Red lips are not so red
As the stained stones kissed by the English dead.
Kindness of wooed and wooer
Seems shame to their love pure.
O Love, your eyes lose lure
When I behold eyes blinded in my stead!
Your slender attitude
Trembles not exquisite like limbs knife-skewed,
Rolling and rolling there
Where God seems not to care;
Till the fierce love they bear
Cramps them in death's extreme decrepitude.

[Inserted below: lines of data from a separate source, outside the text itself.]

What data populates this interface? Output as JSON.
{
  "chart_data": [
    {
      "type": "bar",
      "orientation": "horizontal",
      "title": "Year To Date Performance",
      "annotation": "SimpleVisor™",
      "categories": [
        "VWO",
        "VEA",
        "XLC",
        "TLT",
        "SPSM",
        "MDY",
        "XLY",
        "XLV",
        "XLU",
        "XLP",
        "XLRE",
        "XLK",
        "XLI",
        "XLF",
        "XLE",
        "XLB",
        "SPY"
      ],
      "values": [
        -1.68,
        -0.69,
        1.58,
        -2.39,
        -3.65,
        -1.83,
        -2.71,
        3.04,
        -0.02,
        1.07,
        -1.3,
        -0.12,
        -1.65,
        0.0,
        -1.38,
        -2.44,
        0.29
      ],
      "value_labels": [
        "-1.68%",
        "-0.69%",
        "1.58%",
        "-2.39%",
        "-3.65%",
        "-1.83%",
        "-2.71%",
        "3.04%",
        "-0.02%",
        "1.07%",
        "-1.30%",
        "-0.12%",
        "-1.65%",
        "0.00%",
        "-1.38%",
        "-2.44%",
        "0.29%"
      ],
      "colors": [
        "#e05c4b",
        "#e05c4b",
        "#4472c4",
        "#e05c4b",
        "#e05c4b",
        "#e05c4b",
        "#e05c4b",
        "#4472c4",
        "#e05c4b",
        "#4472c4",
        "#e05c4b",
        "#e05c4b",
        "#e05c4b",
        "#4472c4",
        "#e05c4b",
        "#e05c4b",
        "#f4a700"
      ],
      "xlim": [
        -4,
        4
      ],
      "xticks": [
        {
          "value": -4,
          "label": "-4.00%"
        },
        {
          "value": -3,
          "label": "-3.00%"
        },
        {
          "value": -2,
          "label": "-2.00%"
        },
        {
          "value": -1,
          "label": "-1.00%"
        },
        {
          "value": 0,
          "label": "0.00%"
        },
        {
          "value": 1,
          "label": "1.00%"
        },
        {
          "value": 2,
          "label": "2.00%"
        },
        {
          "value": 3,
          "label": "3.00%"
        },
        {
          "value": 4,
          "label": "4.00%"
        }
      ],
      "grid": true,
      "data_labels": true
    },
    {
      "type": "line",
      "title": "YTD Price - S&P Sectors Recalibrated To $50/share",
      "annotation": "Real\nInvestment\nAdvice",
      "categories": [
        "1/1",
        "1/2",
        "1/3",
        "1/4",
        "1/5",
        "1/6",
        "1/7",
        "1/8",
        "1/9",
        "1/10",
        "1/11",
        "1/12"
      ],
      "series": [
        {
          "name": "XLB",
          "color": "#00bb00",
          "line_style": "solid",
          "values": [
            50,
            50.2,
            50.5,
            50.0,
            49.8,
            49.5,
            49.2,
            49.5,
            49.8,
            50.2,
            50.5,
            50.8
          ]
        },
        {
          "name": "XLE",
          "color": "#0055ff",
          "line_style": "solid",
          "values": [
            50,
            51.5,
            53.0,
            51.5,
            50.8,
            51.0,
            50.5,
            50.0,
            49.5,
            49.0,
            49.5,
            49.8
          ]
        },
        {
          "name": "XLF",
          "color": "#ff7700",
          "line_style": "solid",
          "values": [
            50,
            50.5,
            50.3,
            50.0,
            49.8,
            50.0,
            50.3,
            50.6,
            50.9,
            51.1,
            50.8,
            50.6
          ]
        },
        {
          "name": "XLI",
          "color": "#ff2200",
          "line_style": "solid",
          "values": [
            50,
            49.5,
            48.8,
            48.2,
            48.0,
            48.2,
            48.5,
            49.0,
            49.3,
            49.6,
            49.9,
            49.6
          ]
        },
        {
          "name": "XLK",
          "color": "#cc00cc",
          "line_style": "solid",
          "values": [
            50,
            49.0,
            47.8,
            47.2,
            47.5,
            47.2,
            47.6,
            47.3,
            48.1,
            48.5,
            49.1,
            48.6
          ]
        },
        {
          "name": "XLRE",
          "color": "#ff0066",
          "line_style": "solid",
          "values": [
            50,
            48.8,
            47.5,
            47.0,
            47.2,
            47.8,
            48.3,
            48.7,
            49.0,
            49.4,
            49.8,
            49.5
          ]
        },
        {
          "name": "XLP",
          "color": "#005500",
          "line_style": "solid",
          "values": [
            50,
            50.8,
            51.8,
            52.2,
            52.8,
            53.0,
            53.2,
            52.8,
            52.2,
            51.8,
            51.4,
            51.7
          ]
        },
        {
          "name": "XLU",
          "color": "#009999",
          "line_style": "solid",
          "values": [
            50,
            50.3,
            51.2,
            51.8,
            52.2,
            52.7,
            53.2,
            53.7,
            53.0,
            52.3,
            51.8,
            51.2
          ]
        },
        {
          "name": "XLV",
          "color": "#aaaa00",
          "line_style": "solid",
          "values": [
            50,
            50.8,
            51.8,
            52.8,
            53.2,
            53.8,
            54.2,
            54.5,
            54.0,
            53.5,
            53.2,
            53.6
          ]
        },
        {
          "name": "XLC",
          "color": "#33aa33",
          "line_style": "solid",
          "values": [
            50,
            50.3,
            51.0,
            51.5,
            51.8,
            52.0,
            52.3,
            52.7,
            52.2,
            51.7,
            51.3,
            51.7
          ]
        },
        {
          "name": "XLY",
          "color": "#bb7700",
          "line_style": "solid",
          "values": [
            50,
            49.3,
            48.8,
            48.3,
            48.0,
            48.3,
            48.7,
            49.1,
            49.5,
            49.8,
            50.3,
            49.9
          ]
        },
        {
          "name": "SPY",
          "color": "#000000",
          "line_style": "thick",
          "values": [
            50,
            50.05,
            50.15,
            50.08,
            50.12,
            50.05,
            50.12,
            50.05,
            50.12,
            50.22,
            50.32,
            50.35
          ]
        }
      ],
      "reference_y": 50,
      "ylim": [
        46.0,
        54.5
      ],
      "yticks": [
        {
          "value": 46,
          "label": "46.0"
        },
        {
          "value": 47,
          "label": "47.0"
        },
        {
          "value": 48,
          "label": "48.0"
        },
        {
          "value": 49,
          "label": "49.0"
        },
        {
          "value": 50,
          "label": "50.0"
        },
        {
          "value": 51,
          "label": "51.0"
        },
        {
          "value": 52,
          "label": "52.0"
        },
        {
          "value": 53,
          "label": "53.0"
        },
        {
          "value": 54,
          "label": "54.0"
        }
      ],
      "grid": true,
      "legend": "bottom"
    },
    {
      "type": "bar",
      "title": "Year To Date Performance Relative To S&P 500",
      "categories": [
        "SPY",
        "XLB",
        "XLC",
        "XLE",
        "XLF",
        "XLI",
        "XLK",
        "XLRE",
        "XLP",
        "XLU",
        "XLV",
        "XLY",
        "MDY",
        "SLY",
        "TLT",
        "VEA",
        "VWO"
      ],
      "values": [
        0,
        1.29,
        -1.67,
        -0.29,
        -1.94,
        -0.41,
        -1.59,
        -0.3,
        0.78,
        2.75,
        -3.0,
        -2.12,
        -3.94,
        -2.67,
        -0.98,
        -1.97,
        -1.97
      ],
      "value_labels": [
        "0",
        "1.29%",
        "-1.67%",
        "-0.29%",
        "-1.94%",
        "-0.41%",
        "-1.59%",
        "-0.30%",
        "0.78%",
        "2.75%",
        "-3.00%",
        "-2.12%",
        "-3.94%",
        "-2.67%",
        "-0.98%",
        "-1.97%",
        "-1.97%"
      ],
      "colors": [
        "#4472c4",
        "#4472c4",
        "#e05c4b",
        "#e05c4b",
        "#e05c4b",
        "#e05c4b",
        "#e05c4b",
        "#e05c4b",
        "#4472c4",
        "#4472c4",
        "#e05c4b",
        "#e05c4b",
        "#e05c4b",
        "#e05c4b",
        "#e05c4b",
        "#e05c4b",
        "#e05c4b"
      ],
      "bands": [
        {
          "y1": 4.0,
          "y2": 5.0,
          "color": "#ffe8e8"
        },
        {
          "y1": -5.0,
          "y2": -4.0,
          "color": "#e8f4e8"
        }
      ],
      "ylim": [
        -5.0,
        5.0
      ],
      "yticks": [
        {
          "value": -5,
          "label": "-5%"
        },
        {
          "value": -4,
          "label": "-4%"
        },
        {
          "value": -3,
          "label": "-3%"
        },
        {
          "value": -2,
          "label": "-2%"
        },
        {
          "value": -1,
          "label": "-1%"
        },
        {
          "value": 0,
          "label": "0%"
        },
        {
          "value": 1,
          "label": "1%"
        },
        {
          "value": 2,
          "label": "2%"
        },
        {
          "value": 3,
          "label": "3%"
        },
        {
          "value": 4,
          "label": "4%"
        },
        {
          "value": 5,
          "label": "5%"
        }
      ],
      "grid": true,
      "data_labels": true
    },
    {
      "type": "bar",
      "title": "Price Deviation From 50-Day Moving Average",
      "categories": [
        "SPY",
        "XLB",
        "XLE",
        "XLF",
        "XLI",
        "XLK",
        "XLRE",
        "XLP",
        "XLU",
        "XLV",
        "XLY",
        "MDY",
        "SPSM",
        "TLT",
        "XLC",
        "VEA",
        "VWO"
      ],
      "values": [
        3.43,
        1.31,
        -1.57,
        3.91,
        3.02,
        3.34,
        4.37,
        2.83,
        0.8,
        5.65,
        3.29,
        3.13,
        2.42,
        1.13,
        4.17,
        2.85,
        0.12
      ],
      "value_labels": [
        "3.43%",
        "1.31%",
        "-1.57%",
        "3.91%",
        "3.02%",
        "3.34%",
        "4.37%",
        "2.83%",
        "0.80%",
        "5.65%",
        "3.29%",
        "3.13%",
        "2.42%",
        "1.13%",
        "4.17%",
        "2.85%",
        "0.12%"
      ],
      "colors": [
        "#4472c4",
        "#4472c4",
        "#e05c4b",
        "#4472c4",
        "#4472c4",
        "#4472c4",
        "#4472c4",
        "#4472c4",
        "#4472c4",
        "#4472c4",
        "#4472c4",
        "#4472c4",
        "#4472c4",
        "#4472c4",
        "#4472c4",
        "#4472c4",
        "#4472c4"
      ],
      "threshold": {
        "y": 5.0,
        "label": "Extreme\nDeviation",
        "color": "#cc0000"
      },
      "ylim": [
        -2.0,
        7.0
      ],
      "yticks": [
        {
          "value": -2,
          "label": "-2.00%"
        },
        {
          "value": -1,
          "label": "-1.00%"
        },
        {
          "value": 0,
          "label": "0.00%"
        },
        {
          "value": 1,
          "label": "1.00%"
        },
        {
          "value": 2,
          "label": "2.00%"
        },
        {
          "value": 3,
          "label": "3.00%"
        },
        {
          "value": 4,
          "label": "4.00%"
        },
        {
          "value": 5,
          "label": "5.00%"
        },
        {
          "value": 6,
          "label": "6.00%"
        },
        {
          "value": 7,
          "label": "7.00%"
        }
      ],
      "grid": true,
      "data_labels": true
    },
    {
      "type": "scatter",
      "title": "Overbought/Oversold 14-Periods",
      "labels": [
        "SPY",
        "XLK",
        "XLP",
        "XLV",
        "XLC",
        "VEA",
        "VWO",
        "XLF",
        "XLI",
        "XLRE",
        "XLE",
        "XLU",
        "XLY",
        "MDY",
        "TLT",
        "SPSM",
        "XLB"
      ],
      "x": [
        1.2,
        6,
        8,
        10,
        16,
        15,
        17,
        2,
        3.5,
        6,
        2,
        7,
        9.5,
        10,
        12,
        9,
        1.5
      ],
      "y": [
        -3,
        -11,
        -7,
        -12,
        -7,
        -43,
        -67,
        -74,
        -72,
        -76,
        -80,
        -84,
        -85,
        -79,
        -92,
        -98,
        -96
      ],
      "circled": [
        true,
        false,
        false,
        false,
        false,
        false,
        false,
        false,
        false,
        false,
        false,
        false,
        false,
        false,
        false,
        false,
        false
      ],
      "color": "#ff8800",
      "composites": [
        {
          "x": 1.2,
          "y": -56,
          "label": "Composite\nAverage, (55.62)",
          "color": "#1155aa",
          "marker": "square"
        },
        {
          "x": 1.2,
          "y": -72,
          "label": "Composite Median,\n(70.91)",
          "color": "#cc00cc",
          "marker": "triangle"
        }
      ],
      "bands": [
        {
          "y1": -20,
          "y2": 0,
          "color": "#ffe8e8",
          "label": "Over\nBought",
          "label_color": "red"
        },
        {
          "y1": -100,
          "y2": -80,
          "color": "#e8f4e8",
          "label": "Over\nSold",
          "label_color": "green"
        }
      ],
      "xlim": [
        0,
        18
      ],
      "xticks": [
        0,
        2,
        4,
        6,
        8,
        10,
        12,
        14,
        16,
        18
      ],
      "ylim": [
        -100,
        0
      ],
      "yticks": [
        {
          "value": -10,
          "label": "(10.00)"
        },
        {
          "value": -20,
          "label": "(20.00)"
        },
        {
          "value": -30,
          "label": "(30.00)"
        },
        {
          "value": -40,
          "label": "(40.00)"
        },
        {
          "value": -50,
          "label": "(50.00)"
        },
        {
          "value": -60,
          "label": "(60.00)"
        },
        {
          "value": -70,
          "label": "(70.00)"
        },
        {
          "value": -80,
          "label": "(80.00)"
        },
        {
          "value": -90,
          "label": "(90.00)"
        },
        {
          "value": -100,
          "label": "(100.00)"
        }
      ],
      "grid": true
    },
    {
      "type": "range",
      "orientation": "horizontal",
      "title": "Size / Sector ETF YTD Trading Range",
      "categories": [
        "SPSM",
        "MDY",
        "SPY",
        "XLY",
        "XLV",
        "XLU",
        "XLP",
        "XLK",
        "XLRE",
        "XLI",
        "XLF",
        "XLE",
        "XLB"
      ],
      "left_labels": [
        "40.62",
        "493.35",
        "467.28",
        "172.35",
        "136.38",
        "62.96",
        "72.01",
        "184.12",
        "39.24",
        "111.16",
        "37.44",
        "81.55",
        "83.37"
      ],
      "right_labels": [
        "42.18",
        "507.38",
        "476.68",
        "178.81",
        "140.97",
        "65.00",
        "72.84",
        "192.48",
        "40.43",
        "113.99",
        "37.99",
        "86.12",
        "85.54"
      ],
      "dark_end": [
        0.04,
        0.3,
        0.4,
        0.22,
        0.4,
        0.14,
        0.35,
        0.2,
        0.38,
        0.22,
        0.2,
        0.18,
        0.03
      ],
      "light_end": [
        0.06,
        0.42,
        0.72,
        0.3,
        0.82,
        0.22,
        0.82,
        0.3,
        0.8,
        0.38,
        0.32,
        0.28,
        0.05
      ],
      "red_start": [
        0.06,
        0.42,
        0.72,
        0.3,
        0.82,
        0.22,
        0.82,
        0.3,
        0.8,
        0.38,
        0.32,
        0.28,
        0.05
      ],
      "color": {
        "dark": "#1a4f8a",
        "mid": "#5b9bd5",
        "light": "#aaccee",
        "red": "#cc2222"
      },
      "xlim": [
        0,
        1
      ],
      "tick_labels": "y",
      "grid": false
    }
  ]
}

Your voice sings not so soft,--
Though even as wind murmuring through raftered loft,--
Your dear voice is not dear,
Gentle, and evening clear,
As theirs whom none now hear,
Now earth has stopped their piteous mouths that coughed.
Heart, you were never hot
Nor large, nor full like hearts made great with shot;
And though your hand be pale,
Paler are all which trail
Your cross through flame and hail:
Weep, you may weep, for you may touch them not.
Analysis/Commentary
"Greater love" is a really nice poem, one of my favourites since it doese not deal with the critique of war so mouch, but with the brotherhood love that is established between soldiers. Owen calls this love "Greater" than erotic love; in fact he honors it with words souch as fierce, pure, exquisite because it is the love of who suffered and died for their nation. Although Owen dislikes the cityzens because they are not able to comprehend and grasp this sacrifical love. this love is actually compared to the one that Christ had towards the sinners. The sacrifice of the soldiers actually make this love pure, grater in beauty and more real, greater enough to obscure erotic love and make it seem a shame.